Ласточкин молча слушал. Она внезапно вскочила, подбежала к картине, почти вплотную прислонилась к ней спиной:
— Так и не узнаешь? Ну… — уставилась на него выжидательно. И с огорчением, непонятно только, искренним ли. — Это же я, я! Уртиков с меня писал, в первом, по крайней мере, варианте. Да скальп вот снял. — Она оттянула с силой вверх волосы. — Я — Муза. Ты разве не знаешь, какое название у картины? «Му-за». Муза художника Уртикова. Правда, сбежавшая, не выдержавшая.

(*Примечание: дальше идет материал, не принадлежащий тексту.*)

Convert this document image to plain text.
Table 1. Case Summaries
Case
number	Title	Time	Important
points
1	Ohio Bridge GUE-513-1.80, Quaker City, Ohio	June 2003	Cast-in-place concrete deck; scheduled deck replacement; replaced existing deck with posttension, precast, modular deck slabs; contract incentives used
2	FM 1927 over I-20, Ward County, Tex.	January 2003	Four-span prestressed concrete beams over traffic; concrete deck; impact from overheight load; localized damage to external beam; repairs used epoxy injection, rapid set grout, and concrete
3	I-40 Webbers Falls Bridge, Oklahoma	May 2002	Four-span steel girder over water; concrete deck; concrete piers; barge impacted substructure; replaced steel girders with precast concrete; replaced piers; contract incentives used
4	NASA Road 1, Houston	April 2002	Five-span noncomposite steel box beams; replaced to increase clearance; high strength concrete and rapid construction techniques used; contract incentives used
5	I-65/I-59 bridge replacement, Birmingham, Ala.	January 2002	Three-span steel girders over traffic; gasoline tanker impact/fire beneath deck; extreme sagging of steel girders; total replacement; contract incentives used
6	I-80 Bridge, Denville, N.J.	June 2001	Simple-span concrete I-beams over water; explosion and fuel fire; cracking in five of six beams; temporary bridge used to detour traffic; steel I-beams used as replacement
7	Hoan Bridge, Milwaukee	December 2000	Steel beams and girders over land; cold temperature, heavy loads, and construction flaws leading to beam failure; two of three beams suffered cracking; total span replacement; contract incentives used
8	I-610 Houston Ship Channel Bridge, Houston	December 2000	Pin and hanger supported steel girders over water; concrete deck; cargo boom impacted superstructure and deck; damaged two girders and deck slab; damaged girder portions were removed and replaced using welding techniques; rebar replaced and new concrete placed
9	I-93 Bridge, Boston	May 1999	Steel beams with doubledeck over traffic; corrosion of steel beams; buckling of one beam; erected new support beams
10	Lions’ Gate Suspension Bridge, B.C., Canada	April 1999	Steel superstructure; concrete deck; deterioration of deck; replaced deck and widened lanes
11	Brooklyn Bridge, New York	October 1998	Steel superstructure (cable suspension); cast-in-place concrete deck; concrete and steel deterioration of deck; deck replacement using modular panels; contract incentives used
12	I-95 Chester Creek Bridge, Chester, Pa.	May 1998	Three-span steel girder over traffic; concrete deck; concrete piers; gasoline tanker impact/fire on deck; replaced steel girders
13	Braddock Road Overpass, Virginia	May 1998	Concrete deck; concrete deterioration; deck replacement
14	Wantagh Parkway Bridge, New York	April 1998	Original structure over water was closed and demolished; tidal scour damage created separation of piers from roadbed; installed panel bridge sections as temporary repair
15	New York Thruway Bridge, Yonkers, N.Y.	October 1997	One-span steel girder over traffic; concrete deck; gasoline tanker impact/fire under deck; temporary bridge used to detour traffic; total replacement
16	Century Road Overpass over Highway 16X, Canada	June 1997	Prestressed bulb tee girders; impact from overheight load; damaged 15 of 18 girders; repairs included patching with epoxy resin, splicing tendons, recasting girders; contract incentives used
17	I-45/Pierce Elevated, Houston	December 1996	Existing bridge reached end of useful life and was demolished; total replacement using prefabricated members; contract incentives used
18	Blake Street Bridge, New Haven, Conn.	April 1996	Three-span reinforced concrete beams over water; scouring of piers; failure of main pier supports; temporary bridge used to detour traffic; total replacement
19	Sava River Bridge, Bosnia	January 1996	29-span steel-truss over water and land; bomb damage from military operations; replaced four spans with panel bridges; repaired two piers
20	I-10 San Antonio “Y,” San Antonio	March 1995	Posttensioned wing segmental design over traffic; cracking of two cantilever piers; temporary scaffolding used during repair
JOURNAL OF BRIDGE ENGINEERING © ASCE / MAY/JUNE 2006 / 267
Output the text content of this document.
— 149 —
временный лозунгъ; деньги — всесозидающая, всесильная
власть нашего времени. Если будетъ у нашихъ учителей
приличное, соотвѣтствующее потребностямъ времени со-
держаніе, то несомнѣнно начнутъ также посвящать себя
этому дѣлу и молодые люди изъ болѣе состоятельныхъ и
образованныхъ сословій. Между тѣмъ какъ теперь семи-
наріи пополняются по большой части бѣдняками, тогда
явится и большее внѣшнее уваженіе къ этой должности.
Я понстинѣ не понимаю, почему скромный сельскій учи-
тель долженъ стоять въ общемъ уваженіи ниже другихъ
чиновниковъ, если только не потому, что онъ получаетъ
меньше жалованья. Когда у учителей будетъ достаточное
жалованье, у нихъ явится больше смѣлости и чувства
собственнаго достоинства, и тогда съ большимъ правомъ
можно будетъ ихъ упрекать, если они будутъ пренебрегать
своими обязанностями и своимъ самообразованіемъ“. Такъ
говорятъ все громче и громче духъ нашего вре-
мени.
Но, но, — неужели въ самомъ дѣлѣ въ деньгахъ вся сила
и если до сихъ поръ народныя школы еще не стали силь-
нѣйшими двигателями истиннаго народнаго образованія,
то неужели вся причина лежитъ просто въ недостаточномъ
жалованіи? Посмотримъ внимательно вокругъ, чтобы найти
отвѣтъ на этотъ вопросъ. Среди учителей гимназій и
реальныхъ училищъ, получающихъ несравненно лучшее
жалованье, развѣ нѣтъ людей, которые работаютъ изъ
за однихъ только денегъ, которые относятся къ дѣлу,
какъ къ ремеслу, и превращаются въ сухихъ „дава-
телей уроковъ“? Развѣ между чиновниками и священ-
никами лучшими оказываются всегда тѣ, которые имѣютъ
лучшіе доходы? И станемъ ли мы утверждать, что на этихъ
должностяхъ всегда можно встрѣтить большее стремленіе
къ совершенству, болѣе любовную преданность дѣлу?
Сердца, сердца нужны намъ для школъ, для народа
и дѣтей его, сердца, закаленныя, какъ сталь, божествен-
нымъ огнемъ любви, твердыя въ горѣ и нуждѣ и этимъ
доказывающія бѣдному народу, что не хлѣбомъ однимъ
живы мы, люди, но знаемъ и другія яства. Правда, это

Знаешь чего? Скуки. Скучно невероятно, когда лепят, как пельмени, сомнительное твое подобие. Или пусть не твое. Но пельмени, пельмени… Ха- ха, — смеясь, она изогнулась, коснувшись затылком изображения Лысой. — Но и самому Уртикову невесело. Ему только кажется, что он продукцию свою сбывает и хорошо зарабатывает, а ведь это все в нем, с ним! До других людей долетает лишь то, что с крыльями, а другое, ползучее, под ногами своего создателя копошится, копошится… — Она отдернулась брезгливо, будто действительно что-то коснулось ее ног. — Ну, разговорилась, — сказала вдруг твердо. — Я ведь на минуту, за пластинкой, и не хочу мешать.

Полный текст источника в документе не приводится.